I can actually run the extension without this permission. It was needed because background scripts directly modify a page and readded to master, hence my understanding is what I wrote there. But I would need to dive into this more to understand it better.
> It would be nice to merge our integration branch into yours, so that any merge conflict is identified and resolved at the best possible time.
sure.
> Finally, before submitting for QA again, please build the website locally, fix the Markdown syntax errors and make sure the page renders fine: for example, the IDF example does not render correctly.
:/
#13 Updated by intrigeri 2018-12-17 17:32:55
>> OT on this ticket, possibly a fallout of the port to WebExtensions, but trivial to fix while we’re at it: do we really support Firefox 45+ and Chrome 22+? download.js
requires newer versions.
> I’m not sure I like the idea of having versions in that document at all. The requirements of download.js do not apply to the extension IMO. I’ve thus replaced this by linking the most important API needed.
Agreed.
>> About “except for scripts that are injected via background scripts”: does script-src 'self'
in content_security_policy
really apply only to those, and not to the code loaded via content scripts?
> I can actually run the extension without this permission. It was needed because background scripts directly modify a page and readded to master, hence my understanding is what I wrote there. But I would need to dive into this more to understand it better.
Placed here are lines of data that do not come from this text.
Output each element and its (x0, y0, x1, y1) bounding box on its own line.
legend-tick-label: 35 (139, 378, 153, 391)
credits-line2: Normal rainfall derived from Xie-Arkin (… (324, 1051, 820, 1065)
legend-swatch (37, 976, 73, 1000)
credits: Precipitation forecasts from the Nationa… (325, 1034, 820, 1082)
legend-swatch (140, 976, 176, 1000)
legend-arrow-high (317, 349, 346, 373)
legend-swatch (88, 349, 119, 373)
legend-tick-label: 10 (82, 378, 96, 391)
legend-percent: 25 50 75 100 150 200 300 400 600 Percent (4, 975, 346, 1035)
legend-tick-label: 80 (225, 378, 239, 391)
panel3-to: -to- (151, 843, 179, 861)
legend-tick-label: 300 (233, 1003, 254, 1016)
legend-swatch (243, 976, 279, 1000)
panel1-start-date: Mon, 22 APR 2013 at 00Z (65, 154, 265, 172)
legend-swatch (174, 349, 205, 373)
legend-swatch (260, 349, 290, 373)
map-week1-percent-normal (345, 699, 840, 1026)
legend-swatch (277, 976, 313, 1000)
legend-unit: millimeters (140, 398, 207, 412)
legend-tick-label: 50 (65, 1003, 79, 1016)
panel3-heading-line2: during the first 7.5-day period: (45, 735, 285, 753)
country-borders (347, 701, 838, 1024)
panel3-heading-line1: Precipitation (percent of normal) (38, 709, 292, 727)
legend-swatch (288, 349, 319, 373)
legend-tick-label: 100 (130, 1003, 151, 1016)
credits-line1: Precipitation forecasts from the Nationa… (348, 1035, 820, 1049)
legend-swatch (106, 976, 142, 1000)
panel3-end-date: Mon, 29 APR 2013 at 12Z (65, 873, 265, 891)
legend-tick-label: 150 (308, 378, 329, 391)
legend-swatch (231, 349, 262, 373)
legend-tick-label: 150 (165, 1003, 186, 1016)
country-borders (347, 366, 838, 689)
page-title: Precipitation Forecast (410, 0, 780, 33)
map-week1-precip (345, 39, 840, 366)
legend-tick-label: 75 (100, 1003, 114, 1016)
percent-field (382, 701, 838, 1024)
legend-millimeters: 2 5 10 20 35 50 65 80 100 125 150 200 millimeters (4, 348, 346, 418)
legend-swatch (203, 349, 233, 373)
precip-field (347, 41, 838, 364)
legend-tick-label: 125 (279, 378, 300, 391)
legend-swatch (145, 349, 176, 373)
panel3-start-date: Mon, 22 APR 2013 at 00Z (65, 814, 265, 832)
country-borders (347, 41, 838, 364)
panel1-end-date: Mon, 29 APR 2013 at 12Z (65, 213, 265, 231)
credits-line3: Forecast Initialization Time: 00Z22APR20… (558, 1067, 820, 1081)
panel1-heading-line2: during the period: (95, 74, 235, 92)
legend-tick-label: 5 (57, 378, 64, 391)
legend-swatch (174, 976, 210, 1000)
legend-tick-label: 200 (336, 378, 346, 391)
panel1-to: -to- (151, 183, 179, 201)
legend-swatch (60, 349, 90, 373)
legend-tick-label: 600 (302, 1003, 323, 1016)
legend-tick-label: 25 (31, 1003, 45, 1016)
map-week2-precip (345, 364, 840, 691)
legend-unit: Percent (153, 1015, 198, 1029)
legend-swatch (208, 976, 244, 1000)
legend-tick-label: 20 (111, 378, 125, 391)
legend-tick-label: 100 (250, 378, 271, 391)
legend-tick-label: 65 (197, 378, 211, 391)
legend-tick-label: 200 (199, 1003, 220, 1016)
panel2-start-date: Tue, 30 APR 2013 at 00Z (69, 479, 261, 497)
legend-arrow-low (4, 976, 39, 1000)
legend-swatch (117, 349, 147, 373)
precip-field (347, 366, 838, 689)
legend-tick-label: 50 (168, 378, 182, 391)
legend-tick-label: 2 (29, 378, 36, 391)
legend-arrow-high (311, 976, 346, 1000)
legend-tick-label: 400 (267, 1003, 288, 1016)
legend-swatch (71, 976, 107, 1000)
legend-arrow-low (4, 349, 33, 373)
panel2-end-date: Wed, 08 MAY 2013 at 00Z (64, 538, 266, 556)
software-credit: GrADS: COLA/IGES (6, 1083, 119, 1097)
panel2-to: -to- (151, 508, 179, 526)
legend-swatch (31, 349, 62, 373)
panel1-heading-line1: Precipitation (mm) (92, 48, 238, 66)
I suspect that what happens is:
- if we had no background scripts, we would not need this relaxed CSP at all; I think that’s confirmed by your testing report
- but we have background scripts, so we need this relaxed CSP… which incidentally applies to content scripts as well
If that’s correct (who knows, I might have guessed right ;) then let’s make the wording clear about what the CSP applies to, and optionally mention why we had to relax it in the first place.
#14 Updated by Anonymous 2018-12-17 17:51:31
> I suspect that what happens is:
>
> * if we had no background scripts, we would not need this relaxed CSP at all; I think that’s confirmed by your testing report
> * but we have background scripts, so we need this relaxed CSP… which incidentally applies to content scripts as well
>
> If that’s correct (who knows, I might have guessed right ;) then let’s make the wording clear about what the CSP applies to, and optionally mention why we had to relax it in the first place.
Modified this.
#15 Updated by Anonymous 2018-12-17 17:52:20
- Feature Branch changed from features/15998+verificationextdoc to feature/15998+verification_ext_design
As I do not fancy taking care of PO file conflicts, I’ve created another branch based on the integration branch and manually imported the design doc there.
#16 Updated by Anonymous 2018-12-17 17:57:43
- Assignee set to intrigeri
- QA Check changed from Dev Needed to Ready for QA
#17 Updated by intrigeri 2018-12-19 08:16:13
- Status changed from In Progress to Resolved
- % Done changed from 0 to 100
Applied in changeset commit:tails|23485181c12b90c0c888560b4b8484b7cd68cce0.
#18 Updated by intrigeri 2018-12-19 08:19:02
- Assignee deleted (
intrigeri) - QA Check changed from Ready for QA to Pass
Good job, merged into the integration branch \o/
#19 Updated by intrigeri 2018-12-19 08:19:43
> Feature Branch changed from features/15998+verificationextdoc to feature/15998+verification_ext_design
=> deleted the now obsolete branch so Jenkins stops trying to build it.